I dug my thumbnail into the picnic table. I wondered if my banana boxes full of stuff were still under my bed in the Potato Shed. I waited, half-hoping he’d finish his sentence, half-hoping he’d suspend it. I heard only the puff of his breath.
“Um, sorry, but I can’t really talk except to let you know that Arol said don’t call and don’t come back until you wanna be a Zendik.”
I remained silent. Tears rose in my eyes. My only defense.
Lysis cleared his throat. “Okay, well, gotta go, Helen. Maybe we’ll see you again sometime. Bye.”
I dropped the receiver into its cradle. The numbers on the clock blurred. I turned to Eric. He was leaning toward me, alert for a verdict. “Arol said don’t call and don’t come back—”
My voice broke. I pushed the phone away. I nested my face in my forearms, as sobs racked my body.
I still believed I’d gone out to renew my commitment to Zendik. I could no longer pretend Zendik agreed.
I didn’t take comfort in Eric’s move to the table to put his arm around me.
I didn’t revive when we hunted fruit that afternoon or drove to the redwoods a couple days later.

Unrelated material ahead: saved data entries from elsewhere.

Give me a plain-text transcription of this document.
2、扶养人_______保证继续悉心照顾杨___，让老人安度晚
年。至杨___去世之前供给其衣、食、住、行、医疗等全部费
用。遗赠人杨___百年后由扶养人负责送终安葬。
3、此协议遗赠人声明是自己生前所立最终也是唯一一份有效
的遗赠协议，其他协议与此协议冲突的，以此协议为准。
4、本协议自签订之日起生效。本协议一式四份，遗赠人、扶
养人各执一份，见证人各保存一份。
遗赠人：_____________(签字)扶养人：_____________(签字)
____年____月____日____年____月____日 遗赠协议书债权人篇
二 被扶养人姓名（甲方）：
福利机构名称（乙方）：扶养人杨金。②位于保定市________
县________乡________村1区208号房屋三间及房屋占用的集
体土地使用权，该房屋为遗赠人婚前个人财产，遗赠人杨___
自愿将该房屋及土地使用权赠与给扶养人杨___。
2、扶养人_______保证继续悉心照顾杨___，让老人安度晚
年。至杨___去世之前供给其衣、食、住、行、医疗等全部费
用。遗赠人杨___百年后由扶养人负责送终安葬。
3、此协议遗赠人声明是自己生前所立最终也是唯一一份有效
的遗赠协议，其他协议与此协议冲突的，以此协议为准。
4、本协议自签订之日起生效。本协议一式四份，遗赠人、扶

Parked in a lot by a radiant glade, we stared through the windshield at a world thick with fog.
He glanced at me, then back at the windshield. “So, why’d you come here, anyway?”
I turned to look at him. He squinted into the mist. I turned away.

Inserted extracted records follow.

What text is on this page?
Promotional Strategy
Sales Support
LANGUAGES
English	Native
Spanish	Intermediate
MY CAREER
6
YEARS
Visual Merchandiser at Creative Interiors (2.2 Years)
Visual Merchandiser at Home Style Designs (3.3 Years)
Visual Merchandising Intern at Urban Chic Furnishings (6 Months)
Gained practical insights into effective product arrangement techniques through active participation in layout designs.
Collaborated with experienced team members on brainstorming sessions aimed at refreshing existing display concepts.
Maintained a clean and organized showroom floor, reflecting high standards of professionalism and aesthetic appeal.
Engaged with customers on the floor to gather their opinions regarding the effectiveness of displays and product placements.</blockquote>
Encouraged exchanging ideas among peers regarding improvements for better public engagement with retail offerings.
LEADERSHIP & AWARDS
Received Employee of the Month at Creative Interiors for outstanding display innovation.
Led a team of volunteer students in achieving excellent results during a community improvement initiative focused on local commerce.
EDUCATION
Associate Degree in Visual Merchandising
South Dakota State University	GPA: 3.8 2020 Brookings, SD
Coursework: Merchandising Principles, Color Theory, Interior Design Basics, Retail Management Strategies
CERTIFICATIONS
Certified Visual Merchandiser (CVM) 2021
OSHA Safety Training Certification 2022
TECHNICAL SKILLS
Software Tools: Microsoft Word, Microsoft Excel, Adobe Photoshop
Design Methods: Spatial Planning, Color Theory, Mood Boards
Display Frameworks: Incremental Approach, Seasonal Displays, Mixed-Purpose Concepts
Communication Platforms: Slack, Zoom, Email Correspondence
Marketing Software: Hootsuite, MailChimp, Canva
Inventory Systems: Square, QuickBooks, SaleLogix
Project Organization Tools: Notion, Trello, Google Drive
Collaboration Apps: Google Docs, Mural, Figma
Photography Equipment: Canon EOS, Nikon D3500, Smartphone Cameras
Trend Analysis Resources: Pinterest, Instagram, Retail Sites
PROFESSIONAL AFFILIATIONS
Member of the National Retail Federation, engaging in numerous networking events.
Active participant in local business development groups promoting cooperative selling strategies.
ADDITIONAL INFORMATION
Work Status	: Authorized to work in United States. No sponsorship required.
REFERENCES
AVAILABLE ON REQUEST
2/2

“Because it felt right. And because I always thought of you as someone who was just as frustrated as I was with all the superficial bullshit.”

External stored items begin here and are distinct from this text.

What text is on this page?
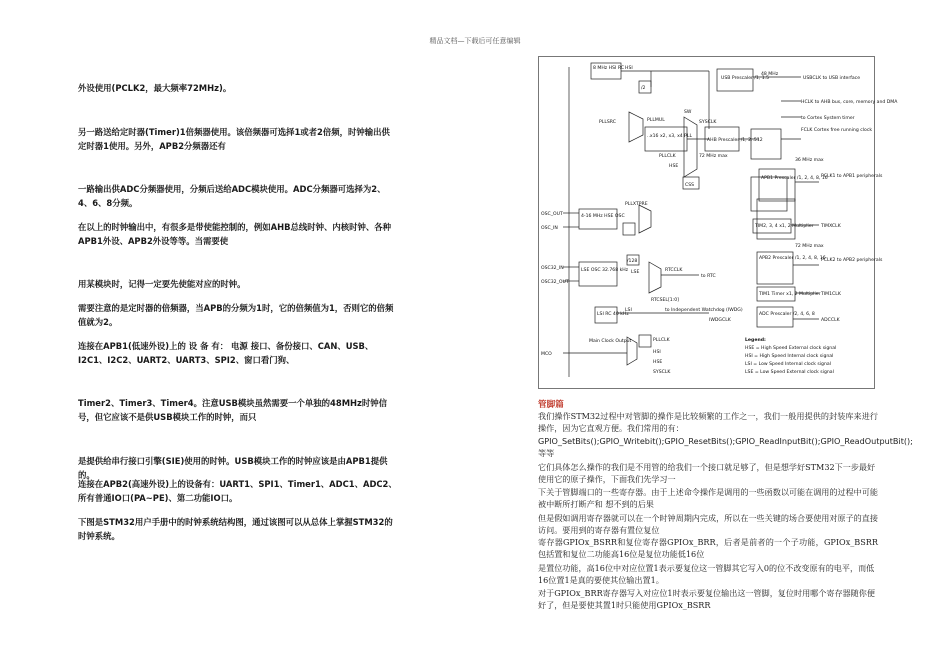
精品文档—下载后可任意编辑

外设使用(PCLK2，最大频率72MHz)。

另一路送给定时器(Timer)1倍频器使用。该倍频器可选择1或者2倍频，时钟输出供定时器1使用。另外，APB2分频器还有

一路输出供ADC分频器使用，分频后送给ADC模块使用。ADC分频器可选择为2、4、6、8分频。

在以上的时钟输出中，有很多是带使能控制的，例如AHB总线时钟、内核时钟、各种APB1外设、APB2外设等等。当需要使

用某模块时，记得一定要先使能对应的时钟。

需要注意的是定时器的倍频器，当APB的分频为1时，它的倍频值为1，否则它的倍频值就为2。

连接在APB1(低速外设)上的 设 备 有： 电源 接口、备份接口、CAN、USB、I2C1、I2C2、UART2、UART3、SPI2、窗口看门狗、

Timer2、Timer3、Timer4。注意USB模块虽然需要一个单独的48MHz时钟信号，但它应该不是供USB模块工作的时钟，而只

是提供给串行接口引擎(SIE)使用的时钟。USB模块工作的时钟应该是由APB1提供的。

连接在APB2(高速外设)上的设备有：UART1、SPI1、Timer1、ADC1、ADC2、所有普通IO口(PA~PE)、第二功能IO口。

下图是STM32用户手册中的时钟系统结构图，通过该图可以从总体上掌握STM32的时钟系统。

8 MHz HSI RC HSI
/2
PLLSRC	PLLMUL
..x16 x2, x3, x4 PLL
SW
PLLCLK
HSE
SYSCLK
72 MHz max
USB Prescaler /1, 1.5
48 MHz
USBCLK to USB interface
AHB Prescaler /1, 2..512
HCLK to AHB bus, core, memory and DMA
to Cortex System timer
FCLK Cortex free running clock
CSS
APB1 Prescaler /1, 2, 4, 8, 16
36 MHz max
PCLK1 to APB1 peripherals
TIM2, 3, 4 x1, 2 Multiplier TIMXCLK
APB2 Prescaler /1, 2, 4, 8, 16
72 MHz max
PCLK2 to APB2 peripherals
TIM1 Timer x1, 2 Multiplier TIM1CLK
ADC Prescaler /2, 4, 6, 8
ADCCLK
OSC_OUT
OSC_IN
4-16 MHz HSE OSC
PLLXTPRE
OSC32_IN
OSC32_OUT
LSE OSC 32.768 kHz
/128
LSE	RTCCLK
to RTC
RTCSEL[1:0]
LSI RC 40 kHz
LSI	to Independent Watchdog (IWDG)
IWDGCLK
MCO
Main Clock Output	PLLCLK
HSI
HSE
SYSCLK
Legend:
HSE = High Speed External clock signal
HSI = High Speed Internal clock signal
LSI = Low Speed Internal clock signal
LSE = Low Speed External clock signal
管脚篇

我们操作STM32过程中对管脚的操作是比较频繁的工作之一，我们一般用提供的封装库来进行操作，因为它直观方便。我们常用的有：

GPIO_SetBits();GPIO_Writebit();GPIO_ResetBits();GPIO_ReadInputBit();GPIO_ReadOutputBit();等等

它们具体怎么操作的我们是不用管的给我们一个接口就足够了，但是想学好STM32下一步最好使用它的原子操作，下面我们先学习一

下关于管脚端口的一些寄存器。由于上述命令操作是调用的一些函数以可能在调用的过程中可能被中断所打断产和 想不到的后果

但是假如调用寄存器就可以在一个时钟周期内完成，所以在一些关键的场合要使用对原子的直接访问。要用到的寄存器有置位复位

寄存器GPIOx_BSRR和复位寄存器GPIOx_BRR，后者是前者的一个子功能，GPIOx_BSRR包括置和复位二功能高16位是复位功能低16位

是置位功能，高16位中对应位置1表示要复位这一管脚其它写入0的位不改变原有的电平，而低16位置1是真的要使其位输出置1。

对于GPIOx_BRR寄存器写入对应位1时表示要复位输出这一管脚，复位时用哪个寄存器随你便好了，但是要使其置1时只能使用GPIOx_BSRR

Fog drifted over us, obscuring both rear view and mirror.
“But is there any chance you could stay and we could have a relationship?”
“There is a chance we could have a relationship—but only if we both lived at Zendik.”
Blood rushed to his cheeks. He swiveled toward me. I forced myself to face him. My gaze scraped against his.
“Are you serious? Is that what you really think?”
I nodded.
“So, you came all the way out here to see me and get my hopes up, and the whole time you were sure it was never gonna work.” His lips tightened. His hand made a fist. “It’s like… it’s like this was some kind of experiment . Right? Except you already knew how it was gonna turn out.”
I stared into my lap, at my own curled fingers. I looked back up at him. “Yeah, I guess,” I said, tears blurring my vision. “I’m sorry, Eric. I try to follow my heart, but right now I can’t feel it. I thought we could try to be honest with each other on our own, and then maybe you’d wanna go back to the Farm with me.”
“I’m not going back to your damn farm!” He punched the padded ridge dividing his seat from mine. “But I don’t understand why we can’t try to be together, just the two of us, right here!”
I dropped my eyes back to my hands—clenched into claws, hunting a grip.
“I can’t, Eric. I just can’t. I feel like if I did, I’d… I’d shrivel up.”
Back at my brother’s place in Boise, I learned I’d been admitted to the September visitor group at East Wind—the Missouri commune over which I’d chosen Zendik in October 1999. I was to arrive at East Wind no earlier than the end of August.
To kill a few weeks—and a couple more dreams—I hitched to Alaska by way of Glacier National Park.
In Glacier, from the backseat of a sleek rental car, I watched a husband on honeymoon release the wheel to clasp his wife’s gold-banded hand. Twisting his innocent gesture into a death grip, I imagined him hissing, You’re mine, all mine —and took this as a good sign: maybe I’d finally iced my desire to mate in the wild.
In British Columbia, a trucker hauling timber to Alberta pushed me repeatedly to take a nap in the back of his cab. After refusing half a dozen times, I lied that I had to pee and asked him to stop at a gas station. Instead, he dropped me off, after midnight, on a desolate street at the edge of Prince George. I made it till morning with the help of a cashier at a twenty-four-hour 7-Eleven who unlocked her minivan so I could sleep a few hours in the backseat.